Все это время Эллина не появлялась, хотя Бонсайт все время чувствовал ее незримое присутствие. Он ввел ее данные в компьютер, но тот ни разу не выдал сведений о присутствии чужаков. Хотя с такими способностями глупо было надеяться на то, что удастся легко ее обнаружить. Не появлялся и итальянец. Сайлас недоумевал, зачем было устраивать всю эту чехарду с обвинением в колдовстве, спасением и попыткой кражи Челнока. С ним, впрочем, он теперь не расставался. «Может, они хотели меня напугать? Но глупо как-то, — думал он. — А может, они просто изменили свои планы, в чем бы они ни заключались?».
Он очень устал за последнее время, устал от смерти, которая следовала за ними по пятам, устал от криков и костров, которые не гасли в городе ни днем, ни ночью. Тюржи тоже осунулся, похудел и измучился, сознавая, что все его усилия ни к чему не приводят. Но он не отчаивался и находил для больных и умирающих, для людей, потерявших близких, слова утешения.
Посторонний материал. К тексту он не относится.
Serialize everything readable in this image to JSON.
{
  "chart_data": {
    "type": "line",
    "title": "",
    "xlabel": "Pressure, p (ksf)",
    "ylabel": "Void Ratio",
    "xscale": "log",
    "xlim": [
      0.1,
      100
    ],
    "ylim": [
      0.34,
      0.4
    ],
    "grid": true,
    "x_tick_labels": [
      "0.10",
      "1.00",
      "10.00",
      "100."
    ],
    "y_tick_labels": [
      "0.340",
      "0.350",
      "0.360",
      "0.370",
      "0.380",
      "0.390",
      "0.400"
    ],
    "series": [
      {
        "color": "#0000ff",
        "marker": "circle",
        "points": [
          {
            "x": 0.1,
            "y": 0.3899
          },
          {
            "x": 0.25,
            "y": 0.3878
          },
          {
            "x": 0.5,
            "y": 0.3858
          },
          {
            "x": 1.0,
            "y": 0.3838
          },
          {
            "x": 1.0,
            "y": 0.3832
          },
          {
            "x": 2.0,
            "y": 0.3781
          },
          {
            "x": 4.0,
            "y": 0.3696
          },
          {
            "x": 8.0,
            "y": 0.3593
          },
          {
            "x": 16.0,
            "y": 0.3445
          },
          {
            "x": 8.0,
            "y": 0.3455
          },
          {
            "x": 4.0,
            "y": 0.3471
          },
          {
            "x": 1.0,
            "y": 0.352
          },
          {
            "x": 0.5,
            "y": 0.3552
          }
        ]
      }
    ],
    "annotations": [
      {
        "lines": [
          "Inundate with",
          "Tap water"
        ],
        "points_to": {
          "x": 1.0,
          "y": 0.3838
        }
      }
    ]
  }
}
Утром они отправились в свой обычный обход, к удивлению Сайласа, чума будто обходила Робера стороной. На перекрестке дорогу им преградила небольшая группа изможденных парижан. Они смотрели на процессию абсолютно голых людей, с ожесточением хлещущих себя и друг друга плетьми. Они распевали псалмы и призывали зрителей к покаянию.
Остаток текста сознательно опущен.